GST rise would push rates up

Ratepayers across Otago face the possibility of unscheduled rates hikes within months if the Government confirms plans to lift GST as high as 15%.

The warning came from most Otago councils yesterday, after Dunedin City Council finance and corporate support general manager Athol Stephens highlighted the likely effect of an expected GST hike.

Mr Stephens told reporters the full picture would not be revealed until the Government unveiled its Budget in May, but Finance Minister Bill English had already given a "strong indication" GST was likely to rise.

The increase was expected to be up to 2.5% to 15% as part of tax changes to be introduced later this year, Mr Stephens said.

If confirmed, the hike was expected to be in place from October 1.

In Dunedin, the increase would add an additional 1.67% to city council rates forecasts for the 2010-11 financial year, taking the rise from 5.3% to 6.97%, he said.

A further 0.55% jump would occur in 2011-12, from 9% to 9.55%.

Following years would remain unchanged, but council fees and charges - such as the cost of registering a dog - were also likely to rise, he said.

The increases could also be repeated across Otago and force the Otago Regional Council to reconsider plans for general rates to stay the same for 2010-11.

ORC corporate services director Wayne Scott said it was too early to speculate on the effect of a GST hike, but generally "if GST goes up, so do the rates".

Clutha District Council chief executive Charles Hakkaart said staff were still scrutinising the possible impact, but confirmed a GST hike to 15% would add to the 2010-11 rates bill, at present forecast for a 3.66% rise.

Waitaki District Council corporate services manager Stephen Halliwell said the impact of any increase in GST remained uncertain and staff were awaiting clarification before calculating changes to the 1.8% rates rise already forecast for 2010-11.

However, some council fees and charges set to increase on July 1 had been deferred until plans for GST were confirmed, and in other areas - such as $2 parking meter charges - the council had already absorbed the extra cost in the meantime, he said.

Central Otago District Council corporate services manager Susan Finlay said the council's forecast rates increase - set at 7% in the council's 2010-11 draft plan - would be "amended accordingly" if GST climbed.

A warning about the possible hike had been included in the council's draft annual plan.

Queenstown Lakes District Council finance manager Stewart Burns said while details were yet to be confirmed, raising the GST rate would mean higher rates.

Council charges would also have to rise, but the council's overall revenue would not be affected, he said.

The same issues would be faced by Lakes Environmental and Lakes Leisure.

While raising GST was yet to be confirmed, it appeared likely, Mr Stephens said.

Mr English had hinted "pretty strongly" an increase was coming, while Prime Minister John Key - who ruled out an increase during the 2008 election campaign - appeared to have been persuaded.

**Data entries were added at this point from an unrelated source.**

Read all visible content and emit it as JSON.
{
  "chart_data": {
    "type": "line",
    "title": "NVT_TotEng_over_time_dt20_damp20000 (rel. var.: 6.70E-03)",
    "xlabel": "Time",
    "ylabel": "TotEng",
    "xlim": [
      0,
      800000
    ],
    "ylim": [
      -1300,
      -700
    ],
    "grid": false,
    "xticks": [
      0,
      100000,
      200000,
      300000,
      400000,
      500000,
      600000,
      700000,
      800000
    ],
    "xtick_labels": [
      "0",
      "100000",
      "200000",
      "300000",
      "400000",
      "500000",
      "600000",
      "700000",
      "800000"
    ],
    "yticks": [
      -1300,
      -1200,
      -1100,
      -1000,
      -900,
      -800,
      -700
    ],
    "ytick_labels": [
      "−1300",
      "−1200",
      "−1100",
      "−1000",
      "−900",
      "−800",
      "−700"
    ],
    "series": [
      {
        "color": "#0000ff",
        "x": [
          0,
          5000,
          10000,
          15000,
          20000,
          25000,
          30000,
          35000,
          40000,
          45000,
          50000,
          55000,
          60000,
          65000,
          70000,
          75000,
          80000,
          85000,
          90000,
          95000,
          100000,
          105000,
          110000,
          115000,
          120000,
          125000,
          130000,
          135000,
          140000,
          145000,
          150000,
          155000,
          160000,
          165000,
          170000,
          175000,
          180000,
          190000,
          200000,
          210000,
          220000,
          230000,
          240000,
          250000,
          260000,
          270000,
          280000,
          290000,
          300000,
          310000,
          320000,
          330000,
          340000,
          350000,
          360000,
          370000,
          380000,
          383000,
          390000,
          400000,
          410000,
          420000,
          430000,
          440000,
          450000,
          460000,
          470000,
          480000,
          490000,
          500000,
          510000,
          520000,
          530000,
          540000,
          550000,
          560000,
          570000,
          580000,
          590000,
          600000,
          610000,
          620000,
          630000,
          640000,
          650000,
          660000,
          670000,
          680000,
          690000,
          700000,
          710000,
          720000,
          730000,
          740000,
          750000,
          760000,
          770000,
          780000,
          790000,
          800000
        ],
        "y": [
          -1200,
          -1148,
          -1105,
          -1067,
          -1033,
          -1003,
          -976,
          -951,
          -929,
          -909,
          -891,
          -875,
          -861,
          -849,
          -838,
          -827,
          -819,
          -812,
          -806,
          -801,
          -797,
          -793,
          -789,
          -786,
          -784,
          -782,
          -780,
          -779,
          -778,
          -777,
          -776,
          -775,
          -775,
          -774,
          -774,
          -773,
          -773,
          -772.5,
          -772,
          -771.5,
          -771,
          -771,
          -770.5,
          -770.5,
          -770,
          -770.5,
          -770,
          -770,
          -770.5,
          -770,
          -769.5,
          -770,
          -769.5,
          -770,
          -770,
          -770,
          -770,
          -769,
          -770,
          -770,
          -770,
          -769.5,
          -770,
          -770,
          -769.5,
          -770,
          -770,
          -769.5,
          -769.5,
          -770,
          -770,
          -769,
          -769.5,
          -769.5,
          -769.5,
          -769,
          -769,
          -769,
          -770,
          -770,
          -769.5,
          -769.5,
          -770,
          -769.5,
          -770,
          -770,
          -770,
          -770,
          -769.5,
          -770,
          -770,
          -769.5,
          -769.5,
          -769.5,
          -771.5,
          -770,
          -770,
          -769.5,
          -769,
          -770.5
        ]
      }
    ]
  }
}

In February, Mr Key told Parliament an increase to "no more than 15%" was being investigated, with any change to be offset by personal tax cuts and benefit increases.

Mr Stephens said the Dunedin City Council wanted to alert ratepayers to likely changes to the 2010-11 draft annual plan, which was midway through a round of public consultation, with submissions due to close on April 12.

It was due to be adopted by the council in June, but GST changes would not see the process restarted.

The likely changes could still be considered during public hearings next month.

The only alternative to raising rates to cover the rise in GST would be to absorb the increase by cutting spending by the same amount, he said.

The cost of the council's planned capital expenditure programme - including the Forsyth Barr Stadium - would not be affected, as the council could claim back GST on capital projects, making increases "cash neutral", he said.

All the councils were working with the Society of Local Government Managers, which would discuss any changes to GST with the Government.

The talks would also help the Government understand how changes to GST partway through a financial year could complicate matters for councils trying to prepare budgets now, Mr Stephens said.

The council was planning a pro-rata rates increase for the 2010-11 year, based on a 12.5% GST rate for the first quarter and 15% for the remainder of the year, after GST changed on October 1, he said.


Councils' GST headache

- Government considering possible rise in GST to maximum 15%.
- Final decision expected with May Budget announcements.
- Any change expected to be in place on October 1.
- Most Otago councils warn raising GST will force them to raise rates.
- Uncertainty continues over how changes will be implemented.